Sometimes things just happen to work out. Casa Bedolla, for instance, started out as a site that was noticed while the architects, P+O Arguitectura, was working on another home nearby. Inspired by the sight, the team took to planning out another home to set in that spot, and that’s how Casa Bedolla came about.
Of course, there was a bit more to it than that. The design had to be created first. For that design, the architects took 245 square meters of living space and divided it into two volumes—“two stone boxes” as the architects call it. These “boxes” are staggered on the side of one of the mountains in Neuvo Leon in the El Jonuco region of northwest Mexico. The boxes were precisely placed at exact angles so that they would fit in between the trees that grow on the site.
You might have to look a bit for the house when you visit. Not only is it tucked in amongst the trees, it’s also made with materials sourced locally, so the stone walls blend right in with the mountainside. Cantilevered onto the side of the mountain allows for some pretty spectacular views, which can be enjoyed even more from the flat, concrete rooves. From these elevated points, residents are treated to views of the canyon, including a ravine below the house.

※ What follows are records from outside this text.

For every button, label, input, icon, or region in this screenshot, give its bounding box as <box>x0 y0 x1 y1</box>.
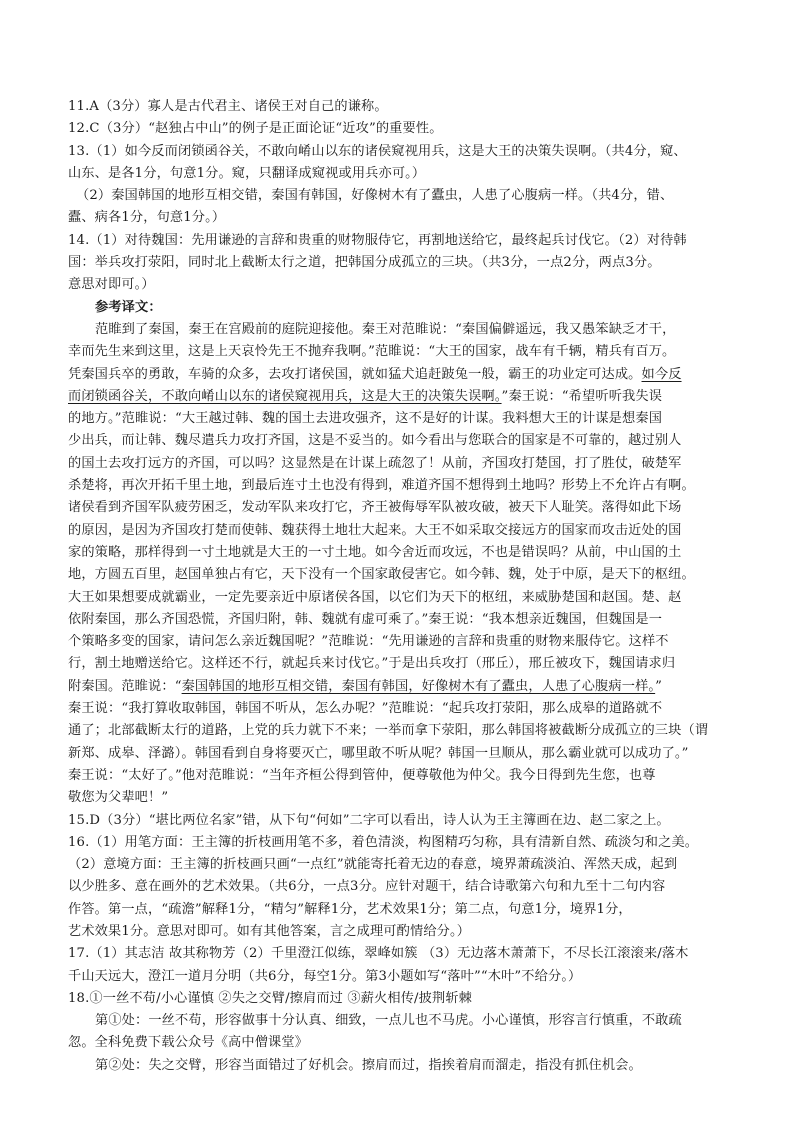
answer-18: 18.①一丝不苟/小心谨慎 ②失之交臂/擦肩而过 ③薪火相传/披荆斩棘 <box>68 990 472 1006</box>
answer-16-part2: （2）意境方面：王主簿的折枝画只画“一点红”就能寄托着无边的春意，境界萧疏淡泊、浑然天成，起到 <box>68 857 678 873</box>
translation-text: ” <box>655 678 663 694</box>
translation-line: 地，方圆五百里，赵国单独占有它，天下没有一个国家敢侵害它。如今韩、魏，处于中原，是天下的枢纽。 <box>68 567 695 583</box>
translation-line: 的原因，是因为齐国攻打楚而使韩、魏获得土地壮大起来。大王不如采取交接远方的国家而攻击近处的国 <box>68 522 682 538</box>
answer-13-part2: （2）秦国韩国的地形互相交错，秦国有韩国，好像树木有了蠹虫，人患了心腹病一样。（共4分，错、 <box>76 188 674 204</box>
answer-17: 17.（1）其志洁 故其称物芳（2）千里澄江似练，翠峰如簇 （3）无边落木萧萧下，不尽长江滚滚来/落木 <box>68 946 689 962</box>
translation-line <box>68 386 733 408</box>
translation-line: 行，割土地赠送给它。这样还不行，就起兵来讨伐它。”于是出兵攻打（邢丘），邢丘被攻下，魏国请求归 <box>68 656 676 672</box>
answer-14-end: 意思对即可。） <box>68 277 155 293</box>
translation-line: 范睢到了秦国，秦王在宫殿前的庭院迎接他。秦王对范睢说：“秦国偏僻遥远，我又愚笨缺乏才干， <box>95 321 676 337</box>
translation-line: 家的策略，那样得到一寸土地就是大王的一寸土地。如今舍近而攻远，不也是错误吗？从前，中山国的土 <box>68 544 682 560</box>
translation-line: 个策略多变的国家，请问怎么亲近魏国呢？”范睢说：“先用谦逊的言辞和贵重的财物来服侍它。这样不 <box>68 634 669 650</box>
underlined-translation: 秦国韩国的地形互相交错，秦国有韩国，好像树木有了蠹虫，人患了心腹病一样。 <box>181 678 656 694</box>
translation-text: 附秦国。范睢说：“ <box>68 678 182 694</box>
answer-13-part1: 13.（1）如今反而闭锁函谷关，不敢向崤山以东的诸侯窥视用兵，这是大王的决策失误啊。（共4分，窥、 <box>68 143 687 159</box>
underlined-translation: 如今反 <box>641 366 682 382</box>
translation-line: 秦王说：“太好了。”他对范睢说：“当年齐桓公得到管仲，便尊敬他为仲父。我今日得到先生您，也尊 <box>68 767 656 783</box>
answer-18-note2: 第②处：失之交臂，形容当面错过了好机会。擦肩而过，指挨着肩而溜走，指没有抓住机会。 <box>95 1057 642 1073</box>
answer-13-part2-cont: 蠹、病各1分，句意1分。） <box>68 210 226 226</box>
translation-line: 敬您为父辈吧！” <box>68 790 169 806</box>
answer-16-cont: 以少胜多、意在画外的艺术效果。（共6分，一点3分。应针对题干，结合诗歌第六句和九至十二句内容 <box>68 879 666 895</box>
answer-18-note1-cont: 忽。全科免费下载公众号《高中僧课堂》 <box>68 1035 309 1051</box>
answer-15: 15.D（3分）“堪比两位名家”错，从下句“何如”二字可以看出，诗人认为王主簿画在边、赵二家之上。 <box>68 812 670 828</box>
translation-text: ”秦王说：“希望听听我失误 <box>501 388 663 404</box>
translation-heading: 参考译文： <box>95 299 162 315</box>
translation-line: 的国土去攻打远方的齐国，可以吗？这显然是在计谋上疏忽了！从前，齐国攻打楚国，打了胜仗，破楚军 <box>68 455 682 471</box>
answer-18-note1: 第①处：一丝不苟，形容做事十分认真、细致，一点儿也不马虎。小心谨慎，形容言行慎重，不敢疏 <box>95 1013 682 1029</box>
translation-line: 大王如果想要成就霸业，一定先要亲近中原诸侯各国，以它们为天下的枢纽，来威胁楚国和赵国。楚、赵 <box>68 589 682 605</box>
translation-line: 诸侯看到齐国军队疲劳困乏，发动军队来攻打它，齐王被侮辱军队被攻破，被天下人耻笑。落得如此下场 <box>68 500 682 516</box>
translation-text: 凭秦国兵卒的勇敢，车骑的众多，去攻打诸侯国，就如猛犬追赶跛兔一般，霸王的功业定可达成。 <box>68 366 642 382</box>
answer-key-content <box>68 96 733 1077</box>
translation-line: 杀楚将，再次开拓千里土地，到最后连寸土也没有得到，难道齐国不想得到土地吗？形势上不允许占有啊。 <box>68 478 695 494</box>
translation-line: 少出兵，而让韩、魏尽遣兵力攻打齐国，这是不妥当的。如今看出与您联合的国家是不可靠的，越过别人 <box>68 433 682 449</box>
underlined-translation: 而闭锁函谷关，不敢向崤山以东的诸侯窥视用兵，这是大王的决策失误啊。 <box>68 388 502 404</box>
answer-11: 11.A（3分）寡人是古代君主、诸侯王对自己的谦称。 <box>68 99 388 114</box>
translation-line: 幸而先生来到这里，这是上天哀怜先王不抛弃我啊。”范睢说：“大王的国家，战车有千辆，精兵有百万。 <box>68 344 676 360</box>
translation-line <box>68 364 733 386</box>
answer-16-end: 艺术效果1分。意思对即可。如有其他答案，言之成理可酌情给分。） <box>68 923 471 939</box>
answer-17-cont: 千山天远大，澄江一道月分明（共6分，每空1分。第3小题如写“落叶”“木叶”不给分。） <box>68 968 582 984</box>
translation-line: 新郑、成皋、泽潞）。韩国看到自身将要灭亡，哪里敢不听从呢？韩国一旦顺从，那么霸业就可以成功了。” <box>68 745 689 761</box>
answer-13-part1-cont: 山东、是各1分，句意1分。窥，只翻译成窥视或用兵亦可。） <box>68 165 426 181</box>
translation-line: 秦王说：“我打算收取韩国，韩国不听从，怎么办呢？”范睢说：“起兵攻打荥阳，那么成皋的道路就不 <box>68 701 663 717</box>
translation-line: 依附秦国，那么齐国恐慌，齐国归附，韩、魏就有虚可乘了。”秦王说：“我本想亲近魏国，但魏国是一 <box>68 611 663 627</box>
translation-line: 通了；北部截断太行的道路，上党的兵力就下不来；一举而拿下荥阳，那么韩国将被截断分成孤立的三块（谓 <box>68 723 709 739</box>
answer-14: 14.（1）对待魏国：先用谦逊的言辞和贵重的财物服侍它，再割地送给它，最终起兵讨伐它。（2）对待韩 <box>68 232 687 248</box>
translation-line: 的地方。”范睢说：“大王越过韩、魏的国土去进攻强齐，这不是好的计谋。我料想大王的计谋是想秦国 <box>68 411 663 427</box>
answer-16-cont: 作答。第一点，“疏澹”解释1分，“精匀”解释1分，艺术效果1分；第二点，句意1分，境界1分， <box>68 901 632 917</box>
answer-12: 12.C（3分）“赵独占中山”的例子是正面论证“近攻”的重要性。 <box>68 121 443 137</box>
translation-line <box>68 676 733 698</box>
answer-16-part1: 16.（1）用笔方面：王主簿的折枝画用笔不多，着色清淡，构图精巧匀称，具有清新自然、疏淡匀和之美。 <box>68 834 699 850</box>
answer-14-cont: 国：举兵攻打荥阳，同时北上截断太行之道，把韩国分成孤立的三块。（共3分，一点2分，两点3分。 <box>68 255 661 271</box>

The interior of the home makes use of an industrial look and feel, thanks to the prolific use of concrete. Concrete walls, stairs, and floor are illuminated by glass walls. The higher half of the home makes up the more private part of the estate, while the lower half is used for more social occasions. A wooden roof and other wood accents provide warmer tones to soften the atmosphere of the home.
As described, the home may sound like it would feel more like a cell than a house, but the open floor plan and the closeness to nature make it a welcoming place. After all, some things are just meant to work out.